Wasserpflanzen sind Hornkraut Wasserpest Iris usw .

Hier noch mehr Wasserpflanzen 

https://www.hobby-gartenteich.de/xf/posts/2

Lg
axel


----------



## hipsu (8. Apr. 2009)

*AW: Was ist mit meinem wassser?*

Also Pflanzen helfen gegen grünes Wasser, lieber ein paar Pflanzen mehr als zuwenig und mach auf keien Fall irgendwelche Chemie in den Teich, die könnte noch weitreichende Folgen haben. Hier wären ein paar Pflanzenvorschläge:
https://www.hobby-gartenteich.de/xf/posts/2

MfG Benny


----------



## phil73 (8. Apr. 2009)

*AW: Was ist mit meinem wassser?*

Hi,
also erstmal danke für die antworten pflanzen werde ich mir nun noch mehr besorgenaber kann man das jetzt schon oder ist das zu früh?
und noch zu axel ich habe 10 goldis 4 alte und 6 junge die ich im diesem jahr das erstemal sah=).
Danke auch führ die Liste ich such mir da dann welche raus
MfG Phil


----------



## Jogibärle (8. Apr. 2009)

*AW: Was ist mit meinem wassser?*

Hallo phil73,

das Glas sieht ja aus wie ein Eiweißshake.
Du mußt das Becken vor Sonne schützen wenn du kein UV hast, pflanz ne Staude an die Sonnenseite wo höher wächst damit der Teich Schatten hat.
Wenn es wärmer wird hast du sonst ne Suppe drin anstatt Wasser (Fischsuppe) in dem kleinen Becken.
Laß den Fiter laufen damit Bewegung im Teich ist.


gruß Jürgen


----------



## phil73 (8. Apr. 2009)

*AW: Was ist mit meinem wassser?*

Moin Jürgen,
also in den zwei Jahren ist es  bisjetzt noch zu keiner fischsuppe gekommenaber viel assser verdunstett
Nun hät ich noch ne frage wenn ich mir pflanzen für den teich also im wassr kaufe tut man die so mit der erde rein oder wie geht das dann?Kies drüber?
MfG Phil


----------



## Jogibärle (8. Apr. 2009)

*AW: Was ist mit meinem wassser?*

Da gibt es aus Kunststoff solche Pflanzenbehälter für den Teich, sind schwarz. Haben ein ganz dünnes Gewebe damit nicht viel Schmutz raus kommt.
Da tust außenrum Kies hin (vorher abwaschen) und innen Sand. Das Zeug wächst eh dann wie der Teufel (wuchert) wirst sehen. Mußt gar nicht soviel Sand rein tun.
Gibt es in verschiedene Größen.


----------



## flohkrebs (8. Apr. 2009)

*AW: Was ist mit meinem wassser?*

hallo!

Was hast du denn für einen Untergrund??
Bei uns ist genug "Mulm"/Erde da, ich binde die Pflanzen einfach an einem Stein fest und versenke sie...
Erde absichtlich in den Teich tun würde ich auf keinen Fall!! Das bringt bloss zusätzliche Nährstoffe.
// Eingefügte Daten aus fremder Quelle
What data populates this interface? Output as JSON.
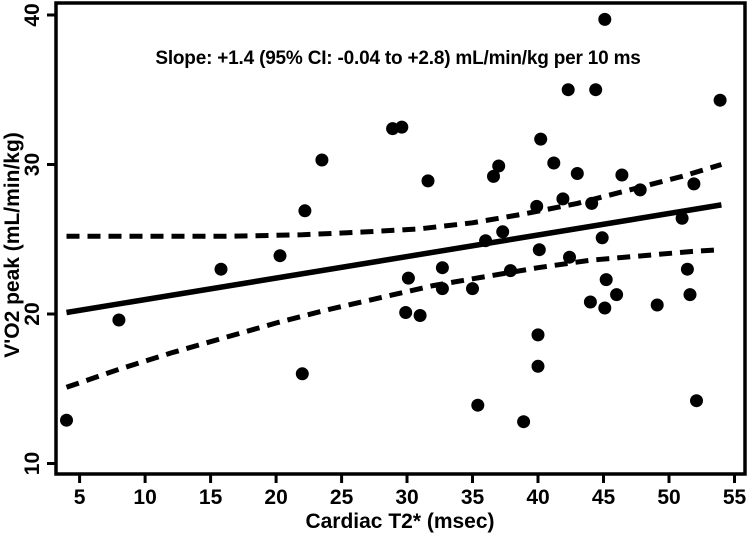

Kies drüber ist denke ich eine gute Idee!
Die Pflanzen sollen sich ihre Nährstoffe ja aus dem Wasser holen.
Und der Kies schützt und hält die Pflanzen auch ein bisschen.
(Ich persönlich mag ja Lehm als Substrat - aber das geht nur bei Fischen, die absolut nicht wühlen!!)

liebe Grüße!


----------



## Inken (8. Apr. 2009)

*AW: Was ist mit meinem wassser?*

Hi Phil!



> tut man die so mit der erde rein oder wie geht das dann?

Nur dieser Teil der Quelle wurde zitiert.